An overall performance report will be released, with team names redacted, unless otherwise agreed.
For the first three metrics we will report a topline: the ratings of human translations produced by an independent bilingual speaker. For the explainable and black-box metrics, we will also report the baseline of directly transferring the prosody of the source, and of using the prosody of a randomly-selected target-language utterance.
The evaluation will be done over fresh data collected using the IRB-Approved “Dialogs Reenacted across Languages” (DRAL) protocol. This will consist of paired Spanish-English utterances, closely matched for communicative intent. These are created by having bilinguals engage in real, spontaneous conversations, and subsequently re-create selected utterances in their other language. Utterances are mostly 1-4 seconds in length and exhibit great pragmatic variety. This data will likely be released after the challenge is over.
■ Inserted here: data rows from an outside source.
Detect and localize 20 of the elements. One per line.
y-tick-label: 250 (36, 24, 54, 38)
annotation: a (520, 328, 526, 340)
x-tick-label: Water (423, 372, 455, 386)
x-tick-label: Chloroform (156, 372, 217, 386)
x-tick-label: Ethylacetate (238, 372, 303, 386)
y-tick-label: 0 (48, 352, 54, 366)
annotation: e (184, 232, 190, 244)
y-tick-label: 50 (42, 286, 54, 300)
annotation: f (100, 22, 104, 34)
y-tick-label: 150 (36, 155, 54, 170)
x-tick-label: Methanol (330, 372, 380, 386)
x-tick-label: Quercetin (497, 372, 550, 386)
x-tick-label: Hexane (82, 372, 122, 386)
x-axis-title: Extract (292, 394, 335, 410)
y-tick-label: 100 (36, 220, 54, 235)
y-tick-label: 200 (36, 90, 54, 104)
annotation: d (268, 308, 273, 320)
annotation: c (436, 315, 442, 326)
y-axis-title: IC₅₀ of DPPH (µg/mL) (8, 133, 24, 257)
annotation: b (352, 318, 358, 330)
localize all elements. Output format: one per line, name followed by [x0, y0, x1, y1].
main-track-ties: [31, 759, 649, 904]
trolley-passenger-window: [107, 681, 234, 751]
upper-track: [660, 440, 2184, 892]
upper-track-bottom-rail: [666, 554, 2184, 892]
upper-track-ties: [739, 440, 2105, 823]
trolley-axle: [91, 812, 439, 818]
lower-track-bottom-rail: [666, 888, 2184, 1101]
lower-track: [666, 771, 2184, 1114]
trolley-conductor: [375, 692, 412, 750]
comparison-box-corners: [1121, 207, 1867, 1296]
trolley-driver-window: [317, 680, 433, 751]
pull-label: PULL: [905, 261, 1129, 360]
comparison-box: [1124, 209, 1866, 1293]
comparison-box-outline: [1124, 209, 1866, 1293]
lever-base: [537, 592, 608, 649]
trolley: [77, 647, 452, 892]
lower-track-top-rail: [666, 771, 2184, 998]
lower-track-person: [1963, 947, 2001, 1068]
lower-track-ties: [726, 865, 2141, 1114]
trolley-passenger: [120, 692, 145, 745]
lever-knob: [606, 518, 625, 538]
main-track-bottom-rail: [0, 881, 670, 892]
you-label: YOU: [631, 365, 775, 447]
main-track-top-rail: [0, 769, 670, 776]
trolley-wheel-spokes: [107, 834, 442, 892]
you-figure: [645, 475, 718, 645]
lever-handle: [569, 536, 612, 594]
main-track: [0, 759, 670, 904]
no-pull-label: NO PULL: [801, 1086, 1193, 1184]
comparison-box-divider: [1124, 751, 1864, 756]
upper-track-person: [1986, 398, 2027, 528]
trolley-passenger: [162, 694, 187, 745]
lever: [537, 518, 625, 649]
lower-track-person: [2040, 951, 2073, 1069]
The only matched training data available will be 2893 English-Spanish audio pairs, collected using the same protocol, and already available at https://www.cs.utep.edu/nigel/dral/ and also through the Linguistic Data Consortium (LDC2024S08), plus third-party re-enactment-style translations of these utterances. These were all collected under IRB approval and there are no restrictions on their release or use. While these are expected to be useful for tuning of meta-parameters, etc., we expect that systems will be mostly trained on other resources, perhaps monolingual dialogue data and bilingual monologue data.
Dec 10-15 Dry-run evaluation to test workflow, for all participating teams
Jan 10 Teams submit outputs
Jan 15 Teams submit brief system descriptions
Jan 15 Technical Committee reports results to teams
Feb 25 Organizing Committee submits Challenge Overview paper to Interspeech;
participating teams also submit their papers
Sep 27 – Oct 1 Presentations of accepted papers at Interspeech in Sydney
1. Unlimited. This is likely to appeal to well-resourced teams. There will be no limits on training data, with proprietary data in particular also allowed. Input information will include the full left context, with channel-separated audio from both speakers, and aligned transcriptions. Outputs will be fully realized utterances.
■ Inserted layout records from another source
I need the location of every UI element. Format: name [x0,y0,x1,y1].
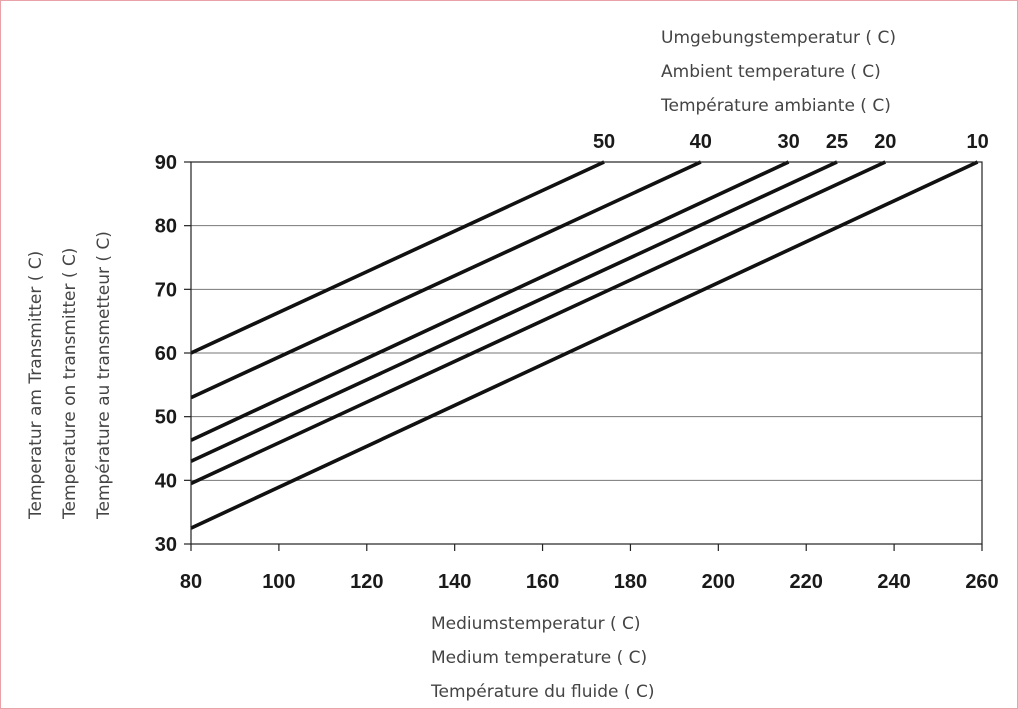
x-tick-label-80: 80 [180,571,202,593]
series-line-40 [190,160,702,400]
series-label-30: 30 [778,131,800,153]
y-tick-label-60: 60 [155,343,177,365]
series-label-25: 25 [826,131,848,153]
legend-title-de: Umgebungstemperatur ( C) [661,28,896,48]
series-label-20: 20 [874,131,896,153]
axis-ticks: 80 100 120 140 160 180 200 220 240 260 30 40 50 60 70 8… [155,152,999,593]
y-axis-title-de: Temperatur am Transmitter ( C) [26,251,46,520]
data-lines [190,160,979,530]
y-axis-title-en: Temperature on transmitter ( C) [60,248,80,520]
x-tick-label-120: 120 [350,571,383,593]
legend-title-fr: Température ambiante ( C) [660,96,891,116]
legend-title: Umgebungstemperatur ( C) Ambient tempera… [660,28,896,116]
legend-title-en: Ambient temperature ( C) [661,62,881,82]
y-tick-label-30: 30 [155,534,177,556]
x-tick-label-240: 240 [877,571,910,593]
x-tick-label-260: 260 [965,571,998,593]
x-axis-title-en: Medium temperature ( C) [431,648,647,668]
series-line-30 [190,160,790,442]
series-line-20 [190,160,887,486]
y-tick-label-80: 80 [155,216,177,238]
x-tick-label-140: 140 [438,571,471,593]
series-line-50 [190,160,605,355]
x-tick-label-100: 100 [262,571,295,593]
series-label-10: 10 [966,131,988,153]
x-tick-label-160: 160 [526,571,559,593]
series-label-40: 40 [690,131,712,153]
y-axis-title: Temperatur am Transmitter ( C) Temperatu… [26,231,114,520]
y-tick-label-70: 70 [155,279,177,301]
series-labels: 50 40 30 25 20 10 [593,131,989,153]
y-axis-title-fr: Température au transmetteur ( C) [94,231,114,520]
x-tick-label-200: 200 [702,571,735,593]
y-tick-label-90: 90 [155,152,177,174]
x-tick-label-180: 180 [614,571,647,593]
series-line-10 [190,160,979,530]
y-tick-label-50: 50 [155,407,177,429]
x-axis-title-de: Mediumstemperatur ( C) [431,614,641,634]
y-tick-label-40: 40 [155,470,177,492]
x-axis-title: Mediumstemperatur ( C) Medium temperatur… [430,614,654,702]
x-axis-title-fr: Température du fluide ( C) [430,682,654,702]
series-line-25 [190,160,838,463]
x-tick-label-220: 220 [790,571,823,593]
series-label-50: 50 [593,131,615,153]
gridlines [191,225,982,481]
2. Circumscribed. This is likely to appeal to smaller teams. Training will be restricted to publicly available training data.
3. Entry-Level. This is intended to enable participation by teams
lacking sophisticated machine learning, lacking large data and
computational resources, and, in particular, lacking speech synthesis
experience. We hope to see novel ideas emerge from experiments
unencumbered by the need to build full systems, and thereby free to
work on a selected key challenge, such as discourse marker translation
or prosody transfer, perhaps build as independent modules. We
accordingly aim to support participation by teams with new modeling
ideas, including linguistically-inspired models and explainable
models. In this condition, training will be limited to the DRAL data
releases, with use of other data resources allowed only via the use of
off-the-shelf pretrained models or publicly-available systems. The
input will be only utterance-internal information, without context:
specifically, the audio, a precomputed characterization of the audio
in terms of 110 prosodic, and an aligned transcript. Output will be a
specification for a target-language utterance in terms of the same set
of 110 features. In this condition, evaluation will be only in terms
of the Explainable (Marco) Metric, perhaps modified based on
participant input.
The figure shows how all conditions will share the same data. Stages/modules in boxes will be run by us. The clouds show what the participants will contribute. Not shown, to avoid clutter, are the Qualitative Evaluations and the fact that the S2ST systems’ output will also be evaluated according to Criterion 3.
We plan to eventually release the ratings according to the 4 metrics, to support future fine-tuning to better match human judgments and to support investigation of the relative advantages of automated versus human-in-the-loop metrics, single versus multiple-reference metrics, and so on.